Ipazia non è stata uccisa solo perché esponente politica, ma lo è stata anche in quanto donna che osava disinvoltamente e con successo muoversi in campi: scienza, astronomia, matematica, filosofia, riservati tradizionalmente agli uomini, menti considerate più razionali delle donne, idonee invece ad occuparsi soltanto della casa e della famiglia. Già 1600 anni fa esisteva il germe della discriminazione che ha tarpato le ali a milioni di donne nel tempo e nel mondo aventi testa e cuore sufficienti per raggiungere vette di conoscenza e d’arte.  Nel che sta la profonda ingiustizia della discriminazione di genere, che ancora perdura, pur nella luce di tante battaglie dirette alla parità, vinte e mai del tutto consolidate: il diritto al voto, a possedere beni, a disporre del proprio patrimonio, a studiare, a lavorare e a lavorare nell’ambito sentito, scelto dalla singola donna come a lei più congeniale, il diritto ad occupare posti di responsabilità e comando nelle gerarchie delle organizzazioni.

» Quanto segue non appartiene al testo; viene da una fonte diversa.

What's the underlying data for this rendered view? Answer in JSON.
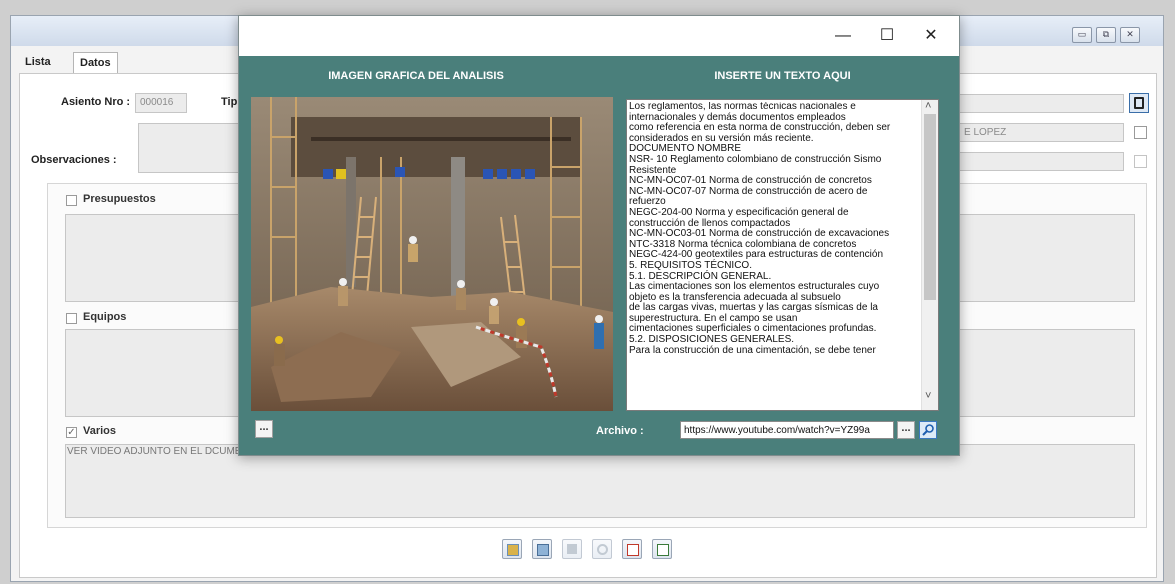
{
  "parent_window": {
    "tabs": [
      "Lista",
      "Datos"
    ],
    "asiento_label": "Asiento Nro :",
    "asiento_value": "000016",
    "tipo_label_partial": "Tip",
    "observaciones_label": "Observaciones :",
    "field_partial_text": "E LOPEZ",
    "groups": {
      "presupuestos": "Presupuestos",
      "equipos": "Equipos",
      "varios": "Varios",
      "varios_text": "VER VIDEO ADJUNTO EN EL DCUMENTO ANEXO"
    },
    "varios_checked": "✓",
    "window_controls": {
      "minimize": "▭",
      "restore": "⧉",
      "close": "✕"
    }
  },
  "dialog": {
    "controls": {
      "minimize": "—",
      "maximize": "☐",
      "close": "✕"
    },
    "left_header": "IMAGEN GRAFICA DEL ANALISIS",
    "right_header": "INSERTE UN TEXTO AQUI",
    "text_content": "Los reglamentos, las normas técnicas nacionales e\ninternacionales y demás documentos empleados\ncomo referencia en esta norma de construcción, deben ser\nconsiderados en su versión más reciente.\nDOCUMENTO NOMBRE\nNSR- 10 Reglamento colombiano de construcción Sismo\nResistente\nNC-MN-OC07-01 Norma de construcción de concretos\nNC-MN-OC07-07 Norma de construcción de acero de\nrefuerzo\nNEGC-204-00 Norma y especificación general de\nconstrucción de llenos compactados\nNC-MN-OC03-01 Norma de construcción de excavaciones\nNTC-3318 Norma técnica colombiana de concretos\nNEGC-424-00 geotextiles para estructuras de contención\n5. REQUISITOS TÉCNICO.\n5.1. DESCRIPCIÓN GENERAL.\nLas cimentaciones son los elementos estructurales cuyo\nobjeto es la transferencia adecuada al subsuelo\nde las cargas vivas, muertas y las cargas sísmicas de la\nsuperestructura. En el campo se usan\ncimentaciones superficiales o cimentaciones profundas.\n5.2. DISPOSICIONES GENERALES.\nPara la construcción de una cimentación, se debe tener",
    "archivo_label": "Archivo :",
    "archivo_value": "https://www.youtube.com/watch?v=YZ99a",
    "browse_label": "...",
    "image_browse_label": "...",
    "scroll_up": "˄",
    "scroll_down": "˅"
  },
  "colors": {
    "dialog_bg": "#4a7f7b",
    "field_bg": "#ececec"
  }
}
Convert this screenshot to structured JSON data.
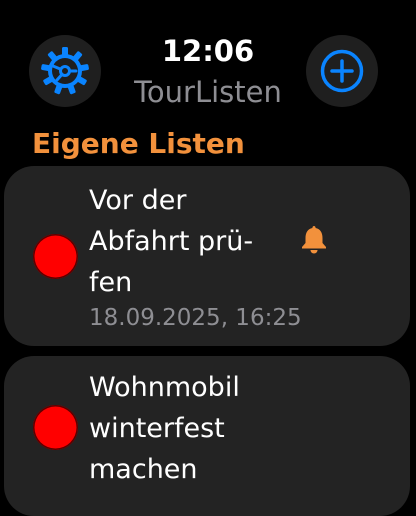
{
  "header": {
    "time": "12:06",
    "app_title": "TourListen",
    "settings_icon": "gear-icon",
    "add_icon": "plus-circle-icon",
    "accent_color": "#0a84ff"
  },
  "section": {
    "title": "Eigene Listen",
    "color": "#f2913c"
  },
  "lists": [
    {
      "title_lines": [
        "Vor der",
        "Abfahrt prü-",
        "fen"
      ],
      "date": "18.09.2025, 16:25",
      "has_reminder": true,
      "reminder_icon": "bell-icon",
      "status_color": "#ff0000"
    },
    {
      "title_lines": [
        "Wohnmobil",
        "winterfest",
        "machen"
      ],
      "status_color": "#ff0000"
    }
  ]
}
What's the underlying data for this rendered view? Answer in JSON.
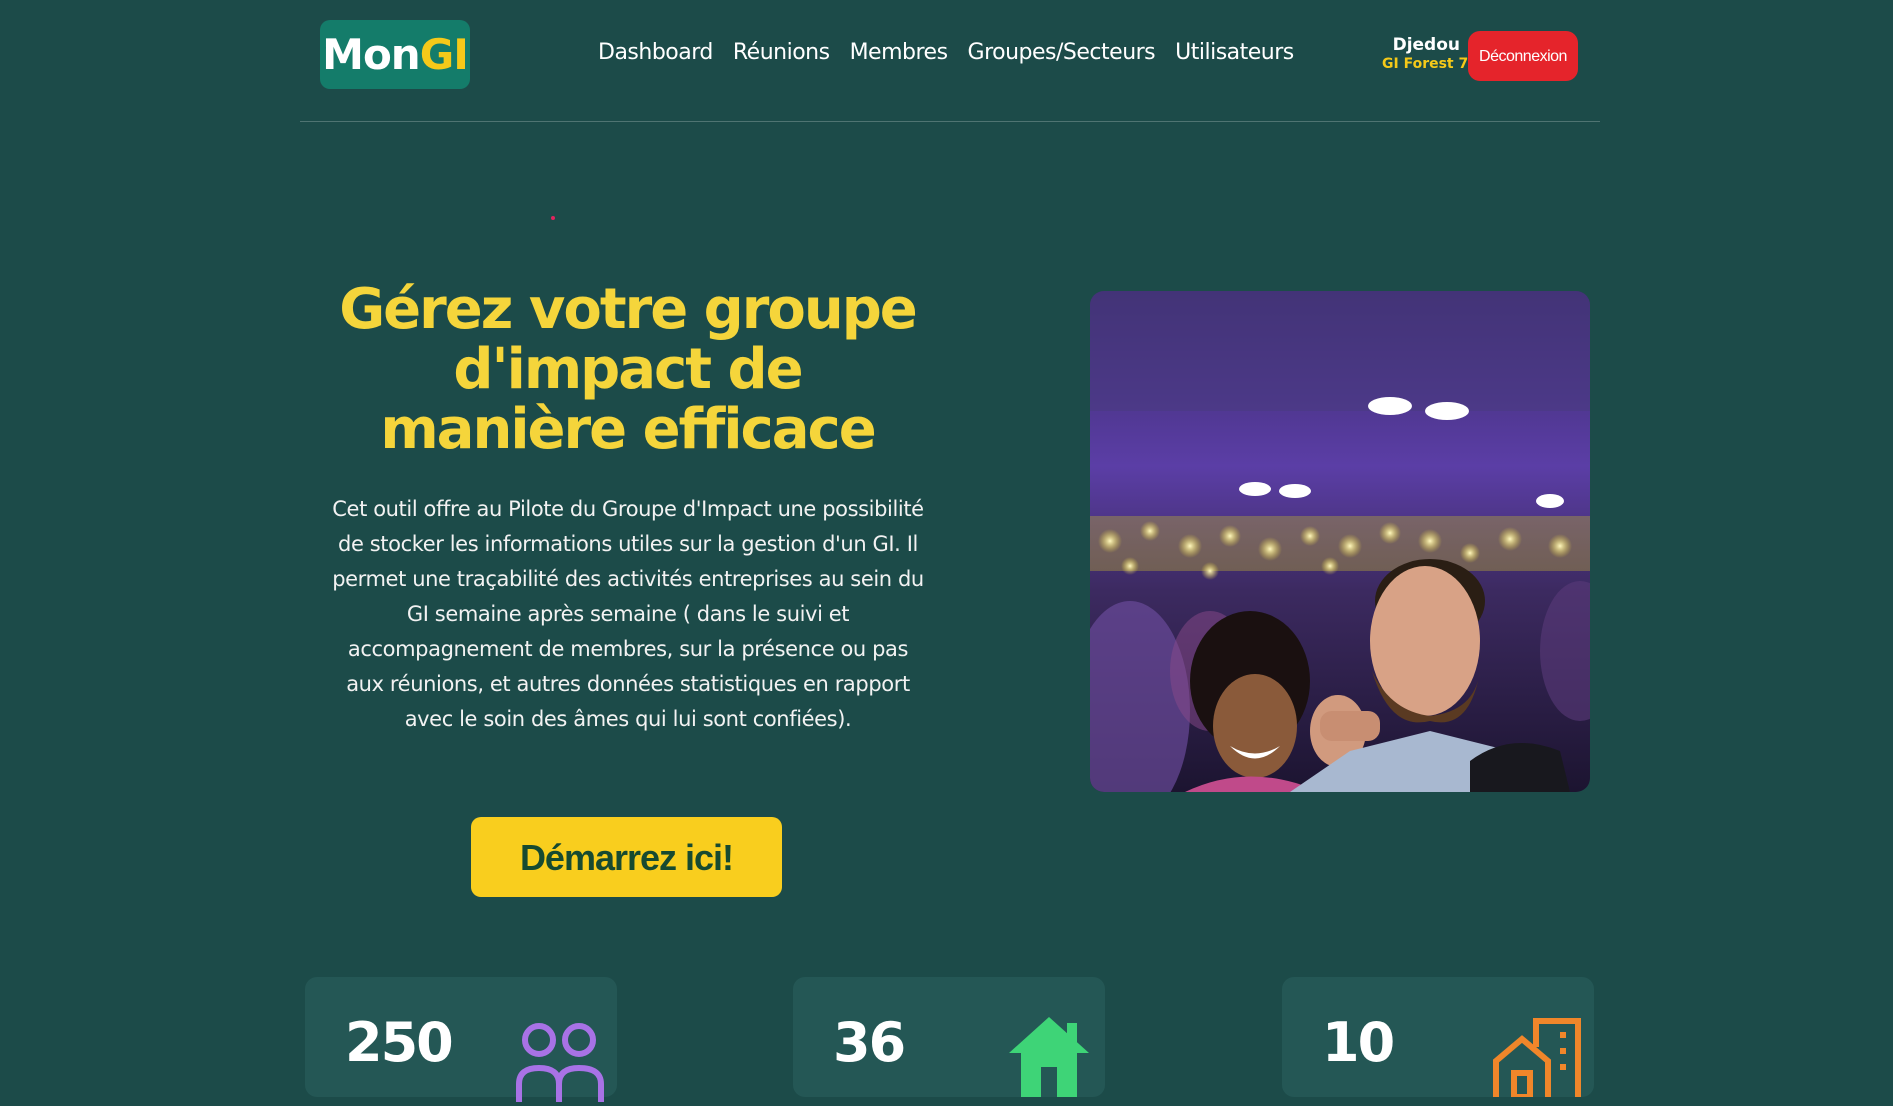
{
  "header": {
    "logo": {
      "part1": "Mon",
      "part2": "GI"
    },
    "nav": [
      {
        "label": "Dashboard"
      },
      {
        "label": "Réunions"
      },
      {
        "label": "Membres"
      },
      {
        "label": "Groupes/Secteurs"
      },
      {
        "label": "Utilisateurs"
      }
    ],
    "user": {
      "name": "Djedou",
      "group": "GI Forest 7"
    },
    "logout_label": "Déconnexion"
  },
  "hero": {
    "title": "Gérez votre groupe d'impact de manière efficace",
    "description": "Cet outil offre au Pilote du Groupe d'Impact une possibilité de stocker les informations utiles sur la gestion d'un GI. Il permet une traçabilité des activités entreprises au sein du GI semaine après semaine ( dans le suivi et accompagnement de membres, sur la présence ou pas aux réunions, et autres données statistiques en rapport avec le soin des âmes qui lui sont confiées).",
    "cta_label": "Démarrez ici!"
  },
  "stats": [
    {
      "value": "250",
      "icon": "users-icon",
      "color": "#a872e6"
    },
    {
      "value": "36",
      "icon": "home-icon",
      "color": "#3ed477"
    },
    {
      "value": "10",
      "icon": "building-icon",
      "color": "#f0862a"
    }
  ],
  "colors": {
    "background": "#1c4b49",
    "accent_yellow": "#f5c919",
    "logout_red": "#e5242b",
    "logo_green": "#147c6a"
  }
}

Luzi, Chateaubriand, Voltaire, Proust, Fielding, Diderot, Calvino, Leopardi, Monti, Pascal Eco, alcuni nomi  di grandi autori che si sono occupati di Ipazia. Le sono stati dedicati interi libri, tra gli altri: il romanzo di Caterina Contini Ipazia e la notte, Ipazia. Vita e sogni di una scienziata del IV secolo di Petta e Colavito, Ipazia. La vera storia di Silvia Ronchey e di recente il film “Agorà” del regista Alejandro Amenábar .

Lunga vita a Ipazia.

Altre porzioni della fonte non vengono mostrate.